Let me make one last point and give you a little quote. The last point is to note that for those who are interested in the question of the methodology, I would like to point out to you many of the arguments that are made here as represented by the material and the organization and so forth, in fact, was something that was being taught for years by a gentleman who used to be long associated with this organization a guy named William W. Kaufmann. I took Bill Kaufmann’s class on force planning back in 1983, given here, sat in on it, it was being offered free, there were some interested government employees, and what you will find is that Bill Kaufmann’s methodology is inherent in this study. This is not some wild-eyed effort by a bunch of anti-government radicals, but, instead by building on the approaches that have been advanced by one of the senior social scientists working on the subject.

Finally, let me give you a quote. Basil Liddell Hart, the British military analyst and historian, in January 1930, wrote a comment about the uses of history, and it went: “The historian’s rightful task is to distill experience as a medicinal warning for future generations, not to distill a drug.
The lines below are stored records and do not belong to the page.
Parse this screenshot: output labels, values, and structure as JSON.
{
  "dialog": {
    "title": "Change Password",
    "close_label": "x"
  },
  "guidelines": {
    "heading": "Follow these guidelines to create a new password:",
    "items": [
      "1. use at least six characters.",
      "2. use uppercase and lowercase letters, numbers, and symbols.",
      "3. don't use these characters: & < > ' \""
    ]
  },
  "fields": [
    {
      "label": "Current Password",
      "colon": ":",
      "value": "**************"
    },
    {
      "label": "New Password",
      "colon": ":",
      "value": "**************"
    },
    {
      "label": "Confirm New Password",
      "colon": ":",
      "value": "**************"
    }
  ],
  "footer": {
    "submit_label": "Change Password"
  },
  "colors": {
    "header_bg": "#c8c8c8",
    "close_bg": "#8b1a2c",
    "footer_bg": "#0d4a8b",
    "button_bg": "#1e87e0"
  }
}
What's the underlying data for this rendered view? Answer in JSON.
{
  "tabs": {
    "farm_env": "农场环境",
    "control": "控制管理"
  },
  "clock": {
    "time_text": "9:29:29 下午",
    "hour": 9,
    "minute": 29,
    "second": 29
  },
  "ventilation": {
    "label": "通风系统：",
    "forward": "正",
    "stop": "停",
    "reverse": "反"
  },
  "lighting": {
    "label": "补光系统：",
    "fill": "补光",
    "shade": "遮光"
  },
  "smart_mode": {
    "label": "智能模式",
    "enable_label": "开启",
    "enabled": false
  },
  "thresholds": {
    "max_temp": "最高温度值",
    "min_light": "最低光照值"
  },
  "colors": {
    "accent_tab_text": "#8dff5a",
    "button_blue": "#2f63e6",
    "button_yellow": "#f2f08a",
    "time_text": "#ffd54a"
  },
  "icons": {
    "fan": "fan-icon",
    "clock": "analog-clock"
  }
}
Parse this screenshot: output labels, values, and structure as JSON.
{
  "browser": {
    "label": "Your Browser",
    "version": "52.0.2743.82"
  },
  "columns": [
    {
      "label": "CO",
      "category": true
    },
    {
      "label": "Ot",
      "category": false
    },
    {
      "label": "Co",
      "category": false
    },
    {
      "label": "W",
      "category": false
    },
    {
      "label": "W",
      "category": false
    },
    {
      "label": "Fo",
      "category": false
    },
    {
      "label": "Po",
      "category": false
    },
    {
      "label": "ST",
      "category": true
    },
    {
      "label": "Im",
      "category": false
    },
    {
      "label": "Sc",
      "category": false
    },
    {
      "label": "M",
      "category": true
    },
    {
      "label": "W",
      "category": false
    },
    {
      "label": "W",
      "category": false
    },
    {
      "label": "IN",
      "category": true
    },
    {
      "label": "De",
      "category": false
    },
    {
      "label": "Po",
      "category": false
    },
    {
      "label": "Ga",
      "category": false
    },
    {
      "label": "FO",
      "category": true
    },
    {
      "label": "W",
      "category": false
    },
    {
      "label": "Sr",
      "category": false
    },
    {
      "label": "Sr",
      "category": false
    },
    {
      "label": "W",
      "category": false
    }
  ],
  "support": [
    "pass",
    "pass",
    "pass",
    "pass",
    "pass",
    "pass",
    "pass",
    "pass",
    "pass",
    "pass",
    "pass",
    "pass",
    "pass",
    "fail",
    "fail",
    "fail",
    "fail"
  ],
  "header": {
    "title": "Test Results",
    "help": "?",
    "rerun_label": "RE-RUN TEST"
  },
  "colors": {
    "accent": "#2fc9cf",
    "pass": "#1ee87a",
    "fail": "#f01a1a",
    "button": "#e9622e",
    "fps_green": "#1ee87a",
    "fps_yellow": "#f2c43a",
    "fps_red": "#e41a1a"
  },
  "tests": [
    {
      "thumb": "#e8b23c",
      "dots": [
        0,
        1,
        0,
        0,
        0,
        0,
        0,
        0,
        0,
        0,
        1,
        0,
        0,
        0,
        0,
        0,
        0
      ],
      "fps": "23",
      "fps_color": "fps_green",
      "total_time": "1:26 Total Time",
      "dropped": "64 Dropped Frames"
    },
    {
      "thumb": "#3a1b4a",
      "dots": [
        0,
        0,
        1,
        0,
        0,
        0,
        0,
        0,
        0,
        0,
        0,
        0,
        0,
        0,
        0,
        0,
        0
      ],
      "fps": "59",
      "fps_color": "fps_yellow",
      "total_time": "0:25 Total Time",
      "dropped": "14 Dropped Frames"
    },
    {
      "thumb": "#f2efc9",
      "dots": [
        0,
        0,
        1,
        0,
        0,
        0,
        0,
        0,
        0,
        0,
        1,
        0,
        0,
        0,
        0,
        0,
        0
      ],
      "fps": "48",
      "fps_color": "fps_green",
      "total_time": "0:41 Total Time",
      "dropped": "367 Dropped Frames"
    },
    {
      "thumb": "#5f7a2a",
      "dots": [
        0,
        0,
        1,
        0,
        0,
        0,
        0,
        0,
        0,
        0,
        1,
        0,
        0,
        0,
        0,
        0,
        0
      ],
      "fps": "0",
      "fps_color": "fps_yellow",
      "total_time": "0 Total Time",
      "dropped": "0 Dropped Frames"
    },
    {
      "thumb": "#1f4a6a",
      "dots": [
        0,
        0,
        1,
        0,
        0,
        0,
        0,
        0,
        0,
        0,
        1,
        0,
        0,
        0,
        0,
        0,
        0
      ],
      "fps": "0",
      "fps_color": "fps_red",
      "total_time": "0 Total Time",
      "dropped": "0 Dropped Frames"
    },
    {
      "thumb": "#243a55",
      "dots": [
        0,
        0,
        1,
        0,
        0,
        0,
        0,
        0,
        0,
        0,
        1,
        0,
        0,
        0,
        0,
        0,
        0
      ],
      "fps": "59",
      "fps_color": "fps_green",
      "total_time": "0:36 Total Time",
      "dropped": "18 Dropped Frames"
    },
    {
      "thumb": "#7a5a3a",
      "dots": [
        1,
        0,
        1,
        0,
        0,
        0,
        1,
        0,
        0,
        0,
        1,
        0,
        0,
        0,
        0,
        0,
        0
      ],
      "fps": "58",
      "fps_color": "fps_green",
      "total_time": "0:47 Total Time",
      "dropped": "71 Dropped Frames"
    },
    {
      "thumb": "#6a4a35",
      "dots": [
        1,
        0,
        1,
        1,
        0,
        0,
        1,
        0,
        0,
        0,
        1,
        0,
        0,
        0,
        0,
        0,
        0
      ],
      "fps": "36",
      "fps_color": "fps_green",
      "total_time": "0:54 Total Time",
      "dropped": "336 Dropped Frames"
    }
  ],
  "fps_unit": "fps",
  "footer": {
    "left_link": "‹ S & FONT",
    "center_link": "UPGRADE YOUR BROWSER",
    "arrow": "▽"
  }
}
Having fulfilled his task to the best of his ability, he has fulfilled his purpose. He would be a rash optimist if he believed the next generation would trouble to observe the warning. History, at least, teaches the historian a lesson.” Well, if we allow books like this to simply fall off and become ignored medicinal warnings we will, in fact, continue to have these problems. I, myself, prefer to be a rash optimist that works like this and things that will come after them by public policy institutions will play a criticial role in improving the way that government performs.

Thank you.

Note: The views expressed in this piece are those of the author and should not be attributed to the staff, officers or trustees of the Brookings Institution.